Howard with his father Walter owned two petrol stations where in later years John Howard worked as a boy. The first was located on the corner of Ewart Street and Wardell Road in Dulwich Hill. In 1938 they purchased a second, which they named Prince Edward Service Station, across the Cooks River on the corner of Permanent Avenue and Wardell Road in Earlwood.

By the outbreak of World War II, Howard was strongly against appeasement, and an admirer of Winston Churchill. The turmoil of the 1949 Australian coal strike and subsequent petrol rationing caused difficulties for the two Howard family petrol businesses, a dispute which ended when the army was sent in to defeat the unions. Both Lyall and Mona Howard became enthusiastic supporters of the newly created Liberal Party of Australia, and celebrated the election night of 1949 which brought Prime Minister Robert Menzies to power, defeating the Labor government of Ben Chifley. When the election results were declared, Lyall built a bonfire in the backyard to burn his petrol rationing card. He later became a paid-up member of the Liberal Party.

According to a Sydney Morning Herald report published on 7 January 1989, there were some suspicions in the Howard family that Howard was a member of the New Guard, a fascist paramilitary organisation active in the 1930s which stood for "unswerving loyalty to the Throne; all for the British Empire; sane and honourable government throughout Australia; suppression of any disloyal and immoral elements in government, industrial and social circles; abolition of machine politics, and maintenance of the full liberty of the individual." Howard's son Walter Howard disputes the claim. However, when interviewed by author Peter van Onselen about his father's involvement in the New Guard, another son, Bob, an academic and a member of the Australian Labor Party recalls Howard defending New Guard activities, and said his father probably was a member of the New Guard.

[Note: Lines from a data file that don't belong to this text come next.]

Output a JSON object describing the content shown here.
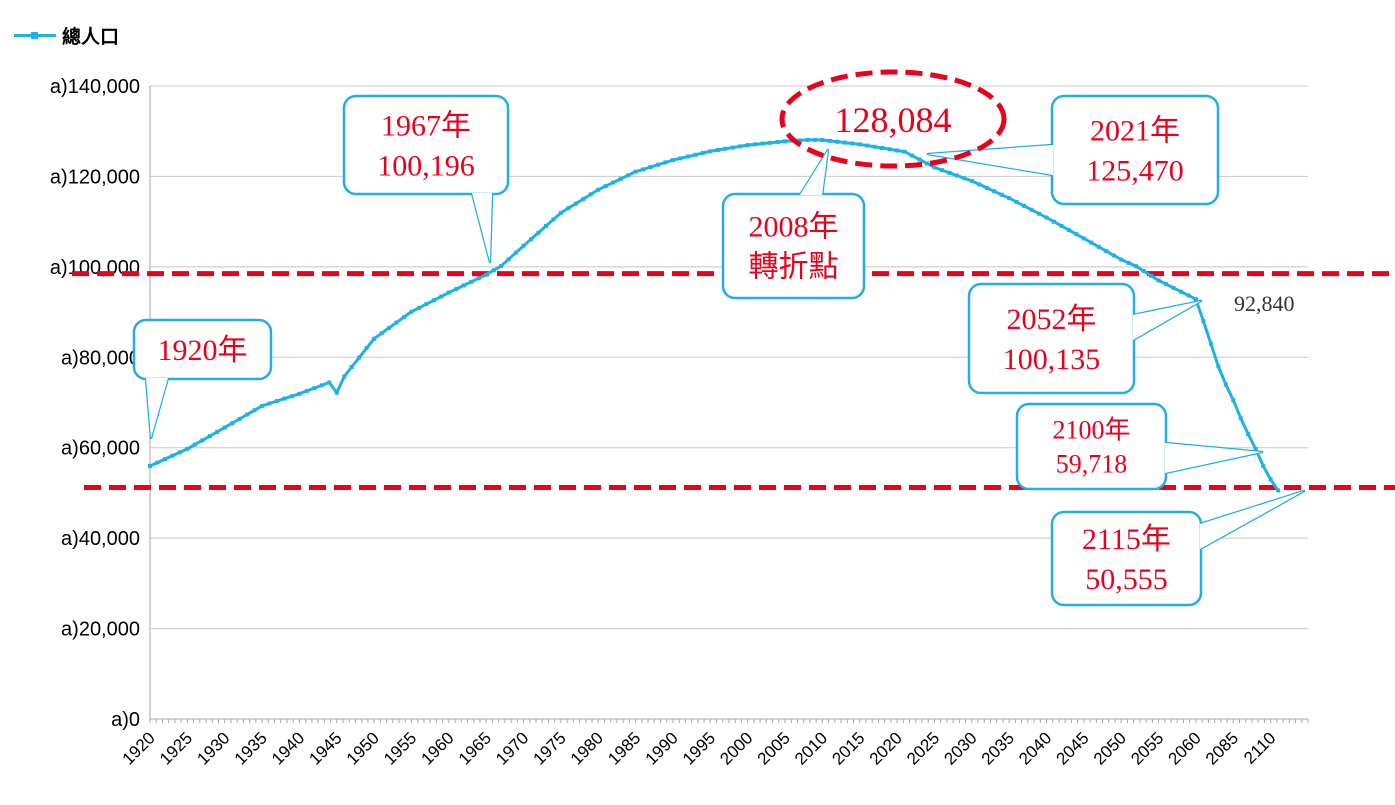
{
  "legend": {
    "label": "總人口",
    "color": "#1fb1e6"
  },
  "colors": {
    "series": "#1fb1e6",
    "callout_border": "#22aee2",
    "callout_text": "#e8001c",
    "reference_line": "#e8001c",
    "grid": "#c8c8c8"
  },
  "chart_data": {
    "type": "line",
    "title": "",
    "xlabel": "",
    "ylabel": "",
    "ylim": [
      0,
      140000
    ],
    "yticks": [
      "a)0",
      "a)20,000",
      "a)40,000",
      "a)60,000",
      "a)80,000",
      "a)100,000",
      "a)120,000",
      "a)140,000"
    ],
    "xticks": [
      "1920",
      "1925",
      "1930",
      "1935",
      "1940",
      "1945",
      "1950",
      "1955",
      "1960",
      "1965",
      "1970",
      "1975",
      "1980",
      "1985",
      "1990",
      "1995",
      "2000",
      "2005",
      "2010",
      "2015",
      "2020",
      "2025",
      "2030",
      "2035",
      "2040",
      "2045",
      "2050",
      "2055",
      "2060",
      "2085",
      "2110"
    ],
    "grid": "horizontal",
    "legend_position": "top-left",
    "series": [
      {
        "name": "總人口",
        "key_points": [
          {
            "year": 1920,
            "value": 55963
          },
          {
            "year": 1925,
            "value": 59737
          },
          {
            "year": 1930,
            "value": 64450
          },
          {
            "year": 1935,
            "value": 69254
          },
          {
            "year": 1940,
            "value": 71933
          },
          {
            "year": 1944,
            "value": 74433
          },
          {
            "year": 1945,
            "value": 72147
          },
          {
            "year": 1946,
            "value": 75750
          },
          {
            "year": 1950,
            "value": 84115
          },
          {
            "year": 1955,
            "value": 90077
          },
          {
            "year": 1960,
            "value": 94302
          },
          {
            "year": 1965,
            "value": 98275
          },
          {
            "year": 1967,
            "value": 100196
          },
          {
            "year": 1970,
            "value": 104665
          },
          {
            "year": 1975,
            "value": 111940
          },
          {
            "year": 1980,
            "value": 117060
          },
          {
            "year": 1985,
            "value": 121049
          },
          {
            "year": 1990,
            "value": 123611
          },
          {
            "year": 1995,
            "value": 125570
          },
          {
            "year": 2000,
            "value": 126926
          },
          {
            "year": 2005,
            "value": 127768
          },
          {
            "year": 2008,
            "value": 128084
          },
          {
            "year": 2010,
            "value": 128057
          },
          {
            "year": 2015,
            "value": 127095
          },
          {
            "year": 2021,
            "value": 125470
          },
          {
            "year": 2025,
            "value": 122000
          },
          {
            "year": 2030,
            "value": 119000
          },
          {
            "year": 2035,
            "value": 115200
          },
          {
            "year": 2040,
            "value": 110900
          },
          {
            "year": 2045,
            "value": 106300
          },
          {
            "year": 2050,
            "value": 101600
          },
          {
            "year": 2052,
            "value": 100135
          },
          {
            "year": 2055,
            "value": 97000
          },
          {
            "year": 2060,
            "value": 92840
          },
          {
            "year": 2065,
            "value": 88000
          },
          {
            "year": 2070,
            "value": 83000
          },
          {
            "year": 2075,
            "value": 78000
          },
          {
            "year": 2080,
            "value": 74000
          },
          {
            "year": 2085,
            "value": 70500
          },
          {
            "year": 2090,
            "value": 66500
          },
          {
            "year": 2095,
            "value": 63000
          },
          {
            "year": 2100,
            "value": 59718
          },
          {
            "year": 2105,
            "value": 56000
          },
          {
            "year": 2110,
            "value": 53000
          },
          {
            "year": 2115,
            "value": 50555
          }
        ]
      }
    ],
    "reference_lines": [
      {
        "value": 98500,
        "style": "dashed",
        "color": "#e8001c"
      },
      {
        "value": 51200,
        "style": "dashed",
        "color": "#e8001c"
      }
    ],
    "annotations": [
      {
        "id": "a1920",
        "lines": [
          "1920年"
        ],
        "year": 1920,
        "value": 55963
      },
      {
        "id": "a1967",
        "lines": [
          "1967年",
          "100,196"
        ],
        "year": 1967,
        "value": 100196
      },
      {
        "id": "a2008",
        "lines": [
          "2008年",
          "轉折點"
        ],
        "year": 2008,
        "value": 128084
      },
      {
        "id": "apeak",
        "lines": [
          "128,084"
        ],
        "year": 2008,
        "value": 128084
      },
      {
        "id": "a2021",
        "lines": [
          "2021年",
          "125,470"
        ],
        "year": 2021,
        "value": 125470
      },
      {
        "id": "a2052",
        "lines": [
          "2052年",
          "100,135"
        ],
        "year": 2052,
        "value": 100135
      },
      {
        "id": "a2060",
        "lines": [
          "92,840"
        ],
        "year": 2060,
        "value": 92840
      },
      {
        "id": "a2100",
        "lines": [
          "2100年",
          "59,718"
        ],
        "year": 2100,
        "value": 59718
      },
      {
        "id": "a2115",
        "lines": [
          "2115年",
          "50,555"
        ],
        "year": 2115,
        "value": 50555
      }
    ]
  }
}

Howard never recovered from the gassing on the battlefields of World War I. He died of chronic bronchitis in 1955, at the age of 59. John Howard, who was age 16 at the time, remembers: "You never think at that age that your father was going to die. I'd always hoped that my father would be proud of me ... My mother lived to see me become treasurer and go into politics, came to my first Budget, had dinner at The Lodge. My dad, my dad didn't, unfortunately."